Do you want pit bull dogs and their owners to have the same opportunities as other dogs? Then we have to stop putting them on a different team — both literally and figuratively — and let them play for “TEAM DOG.”
Social psychologists have explored the concept of “in-group and out-group bias.” This means that people define themselves in terms of social groupings, and they tend to favor members of their own group and have negative feelings toward outsiders.
People also view in-group members as being similar to themselves, while out-group members appear to be very different. Once the in-group/out-group distinction has been made, these alleged differences appear even more exaggerated.
So when we make pit bull dogs and their owners a separate category (even with the intentions to celebrate them!), we’re inadvertently activating the in-group/out-group boundary among the general public, adopters, and politicians.

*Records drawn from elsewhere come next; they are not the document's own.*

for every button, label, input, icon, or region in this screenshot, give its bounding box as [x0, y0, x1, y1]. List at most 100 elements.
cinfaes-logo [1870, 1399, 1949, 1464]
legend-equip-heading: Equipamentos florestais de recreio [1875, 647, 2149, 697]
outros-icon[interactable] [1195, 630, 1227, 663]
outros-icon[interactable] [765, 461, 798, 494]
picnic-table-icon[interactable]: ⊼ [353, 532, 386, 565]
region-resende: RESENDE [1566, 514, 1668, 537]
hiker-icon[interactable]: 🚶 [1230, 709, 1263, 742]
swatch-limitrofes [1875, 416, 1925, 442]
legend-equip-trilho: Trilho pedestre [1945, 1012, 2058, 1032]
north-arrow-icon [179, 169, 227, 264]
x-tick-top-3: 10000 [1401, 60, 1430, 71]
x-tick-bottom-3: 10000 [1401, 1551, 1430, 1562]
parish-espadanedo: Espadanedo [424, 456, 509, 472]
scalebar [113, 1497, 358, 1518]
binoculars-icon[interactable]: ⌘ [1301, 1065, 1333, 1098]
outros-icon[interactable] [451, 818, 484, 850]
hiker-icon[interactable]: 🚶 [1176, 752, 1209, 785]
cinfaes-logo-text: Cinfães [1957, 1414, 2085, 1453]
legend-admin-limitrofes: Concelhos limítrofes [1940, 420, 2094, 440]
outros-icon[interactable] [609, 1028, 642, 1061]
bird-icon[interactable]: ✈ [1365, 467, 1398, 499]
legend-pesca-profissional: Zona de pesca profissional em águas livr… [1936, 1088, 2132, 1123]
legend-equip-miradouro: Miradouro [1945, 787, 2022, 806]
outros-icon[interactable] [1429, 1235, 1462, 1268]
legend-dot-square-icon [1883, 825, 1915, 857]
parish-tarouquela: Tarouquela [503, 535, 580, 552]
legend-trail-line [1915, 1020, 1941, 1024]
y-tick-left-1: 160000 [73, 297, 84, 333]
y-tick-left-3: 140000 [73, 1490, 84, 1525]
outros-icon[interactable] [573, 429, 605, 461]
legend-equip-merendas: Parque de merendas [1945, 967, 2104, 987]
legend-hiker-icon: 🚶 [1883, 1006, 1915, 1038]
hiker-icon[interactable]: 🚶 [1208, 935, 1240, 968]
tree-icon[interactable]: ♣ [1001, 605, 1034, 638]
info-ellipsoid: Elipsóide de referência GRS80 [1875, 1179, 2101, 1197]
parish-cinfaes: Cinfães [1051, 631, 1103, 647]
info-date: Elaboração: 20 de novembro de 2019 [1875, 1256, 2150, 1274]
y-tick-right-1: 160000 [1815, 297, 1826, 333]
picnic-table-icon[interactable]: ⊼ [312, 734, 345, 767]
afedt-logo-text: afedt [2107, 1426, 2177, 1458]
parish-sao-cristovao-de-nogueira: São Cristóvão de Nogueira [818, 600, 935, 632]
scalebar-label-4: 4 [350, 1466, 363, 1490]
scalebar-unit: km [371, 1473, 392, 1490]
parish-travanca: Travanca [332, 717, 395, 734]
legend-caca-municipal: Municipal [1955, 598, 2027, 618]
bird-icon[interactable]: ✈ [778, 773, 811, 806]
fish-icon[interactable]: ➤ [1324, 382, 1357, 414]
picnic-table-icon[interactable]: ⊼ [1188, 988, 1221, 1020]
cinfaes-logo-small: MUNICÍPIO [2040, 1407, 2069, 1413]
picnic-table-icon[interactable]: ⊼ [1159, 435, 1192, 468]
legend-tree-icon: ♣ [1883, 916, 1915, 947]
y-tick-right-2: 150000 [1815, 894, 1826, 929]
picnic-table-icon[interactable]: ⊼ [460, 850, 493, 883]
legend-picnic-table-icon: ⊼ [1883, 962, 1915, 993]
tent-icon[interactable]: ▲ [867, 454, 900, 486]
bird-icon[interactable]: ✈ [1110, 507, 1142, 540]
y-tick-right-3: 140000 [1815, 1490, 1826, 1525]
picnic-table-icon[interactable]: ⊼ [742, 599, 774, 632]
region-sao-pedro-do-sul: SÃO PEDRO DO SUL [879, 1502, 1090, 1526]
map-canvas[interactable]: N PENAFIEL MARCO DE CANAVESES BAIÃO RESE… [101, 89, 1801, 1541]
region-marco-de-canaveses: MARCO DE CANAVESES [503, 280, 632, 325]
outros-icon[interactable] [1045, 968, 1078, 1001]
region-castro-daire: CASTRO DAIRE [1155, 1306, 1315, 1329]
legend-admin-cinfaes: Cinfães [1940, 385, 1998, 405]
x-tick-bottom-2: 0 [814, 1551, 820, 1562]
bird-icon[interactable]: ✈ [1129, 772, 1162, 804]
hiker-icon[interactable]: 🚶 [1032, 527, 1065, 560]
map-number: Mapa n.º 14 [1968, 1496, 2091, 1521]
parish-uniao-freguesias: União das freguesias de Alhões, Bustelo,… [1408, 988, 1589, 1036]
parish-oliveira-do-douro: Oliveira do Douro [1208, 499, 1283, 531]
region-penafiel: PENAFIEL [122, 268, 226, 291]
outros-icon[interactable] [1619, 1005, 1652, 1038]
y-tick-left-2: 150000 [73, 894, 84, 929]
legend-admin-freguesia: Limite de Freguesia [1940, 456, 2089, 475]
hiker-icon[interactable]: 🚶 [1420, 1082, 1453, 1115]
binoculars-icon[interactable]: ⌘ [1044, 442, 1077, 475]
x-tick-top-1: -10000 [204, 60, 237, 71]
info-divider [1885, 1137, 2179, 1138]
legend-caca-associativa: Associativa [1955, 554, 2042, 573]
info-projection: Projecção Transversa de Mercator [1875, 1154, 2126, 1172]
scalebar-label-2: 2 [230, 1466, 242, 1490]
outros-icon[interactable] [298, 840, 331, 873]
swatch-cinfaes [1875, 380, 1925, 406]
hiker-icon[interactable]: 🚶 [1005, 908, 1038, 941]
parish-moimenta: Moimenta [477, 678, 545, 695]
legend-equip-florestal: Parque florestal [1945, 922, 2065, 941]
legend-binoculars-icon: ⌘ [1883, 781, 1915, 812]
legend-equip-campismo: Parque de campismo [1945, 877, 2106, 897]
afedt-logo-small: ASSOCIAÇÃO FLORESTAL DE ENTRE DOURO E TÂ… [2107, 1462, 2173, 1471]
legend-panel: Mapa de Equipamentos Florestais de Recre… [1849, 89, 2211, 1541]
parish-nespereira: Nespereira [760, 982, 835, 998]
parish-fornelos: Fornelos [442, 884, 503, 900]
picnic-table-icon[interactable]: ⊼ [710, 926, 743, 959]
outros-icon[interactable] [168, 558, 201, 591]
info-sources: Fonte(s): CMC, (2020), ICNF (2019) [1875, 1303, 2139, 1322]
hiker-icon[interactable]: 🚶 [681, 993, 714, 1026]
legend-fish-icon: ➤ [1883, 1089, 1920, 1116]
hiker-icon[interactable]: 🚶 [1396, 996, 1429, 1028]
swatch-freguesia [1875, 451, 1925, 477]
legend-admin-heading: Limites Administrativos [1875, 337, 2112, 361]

Dogs/owners become the in-group (“us”) and pit bull dogs/owners become the out-group (“them”). Any perceived differences between the two groups appear exaggerated.
The social categorization process is not going to disappear, but it can be shaped in ways that reduce bias.
In our efforts to support the dogs most at risk, it’s important to recognize when the in-group/out-group distinction is counter-productive to our goal.
Here are some benefits of letting everyone play for “TEAM DOG”:
- Every dog stays inside our “circle of compassion”;
- We minimize the perception that some dogs are different, and therefore deviant;
- Similarities between all members of the canine species are highlighted, instead of exaggerating perceived differences;
- New categories can emerge based on individual behaviors and personalities;
- We can make stronger adoption matches and enhance the human-canine bond; and
- The debate over breed-based discrimination is framed in a more positive and accurate manner.
Bottom line: Separate is not equal. If we want all dogs to have equal opportunities, then let them all play for “TEAM DOG.”